First he had stripped away all the front grillwork on the U-Haul, making an ugly beast that seemed to be snarling at them. He propped up the two pieces of armor and welded them together, then welded two steel braces between them to give the structure strength. When he was done he had a plow blade eight feet wide. It was designed to deliver brute force to rocks, and it only had to move them about ten feet.

By the time it was done, all the dirt and smaller rocks that had to be moved were out of the way. The labor force was exhausted, sweaty, and filthy. Dinner was served while Mark regarded his creation from all angles. They all stood to one side and Mark fired up his wood-burning engine and slowly eased the front of the truck into contact with the first rock. This was the smaller of the two, standing about three feet high and about six feet in its longest axis. The blade kissed the rock. Mark looked out at his audience.

“Here goes nothing,” he said.

Unfortunately, he was almost accurate. The truck’s engine revved up and whined at a higher pitch. Smoke belched from the vertical stack.

The rock moved, cutting a rut in the asphalt. Everyone cheered. In all, the rock moved about six inches. Then the truck stalled. Mark hit the starter and revved the engine again. The truck stalled. In all, Mark tried six times to move the rock. Each time the truck stalled.

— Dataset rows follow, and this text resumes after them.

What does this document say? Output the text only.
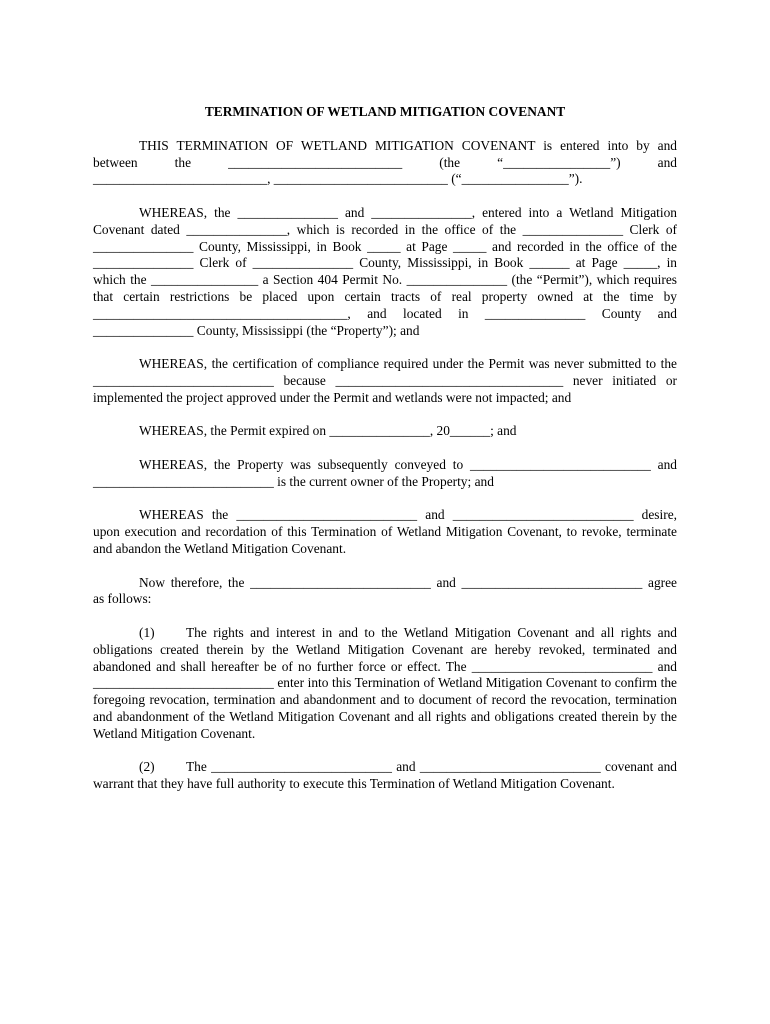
TERMINATION OF WETLAND MITIGATION COVENANT

THIS TERMINATION OF WETLAND MITIGATION COVENANT is entered into by and between the __________________________ (the “________________”) and __________________________, __________________________ (“________________”).

WHEREAS, the _______________ and _______________, entered into a Wetland Mitigation Covenant dated _______________, which is recorded in the office of the _______________ Clerk of _______________ County, Mississippi, in Book _____ at Page _____ and recorded in the office of the _______________ Clerk of _______________ County, Mississippi, in Book ______ at Page _____, in which the ________________ a Section 404 Permit No. _______________ (the “Permit”), which requires that certain restrictions be placed upon certain tracts of real property owned at the time by ______________________________________, and located in _______________ County and _______________ County, Mississippi (the “Property”); and

WHEREAS, the certification of compliance required under the Permit was never submitted to the ___________________________ because __________________________________ never initiated or implemented the project approved under the Permit and wetlands were not impacted; and

WHEREAS, the Permit expired on _______________, 20______; and

WHEREAS, the Property was subsequently conveyed to ___________________________ and ___________________________ is the current owner of the Property; and

WHEREAS the ___________________________ and ___________________________ desire, upon execution and recordation of this Termination of Wetland Mitigation Covenant, to revoke, terminate and abandon the Wetland Mitigation Covenant.

Now therefore, the ___________________________ and ___________________________ agree as follows:

(1) The rights and interest in and to the Wetland Mitigation Covenant and all rights and obligations created therein by the Wetland Mitigation Covenant are hereby revoked, terminated and abandoned and shall hereafter be of no further force or effect. The ___________________________ and ___________________________ enter into this Termination of Wetland Mitigation Covenant to confirm the foregoing revocation, termination and abandonment and to document of record the revocation, termination and abandonment of the Wetland Mitigation Covenant and all rights and obligations created therein by the Wetland Mitigation Covenant.

(2) The ___________________________ and ___________________________ covenant and warrant that they have full authority to execute this Termination of Wetland Mitigation Covenant.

Mark hunkered beside his truck, using a stick to draw things in the dirt and muttering to himself about torque, compression ratios, and other considerations. He was not a happy man.

“Can we break it up?” Marian asked. Mark sprang to his feet.

“Sure, if we had some dynamite. I didn’t think to pack any.”

“Nobody’s blaming you, son,” Bob said. Mark wasn’t buying it.

“I could probably cobble together some explosives from common household chemicals,” he said. “But I’m not sure I remember just how to do it. I’m not real happy messing with explosives when I’ve never—”

“I absolutely forbid it,” Emily said, reverting to protective-mother mode.

“I remember some stuff,” Marian said. “But I wouldn’t want to mess with it, either, without someone who knew more than I do.”

“Could we break it up any other way?” Nigel wanted to know.

Mark blew out a breath.

“It would be a lot harder than you imagine. That’s very hard rock. That’s a damn
big
rock. I only have one sledgehammer. I don’t know if it would last long enough for this job. But if it did…it might take days.”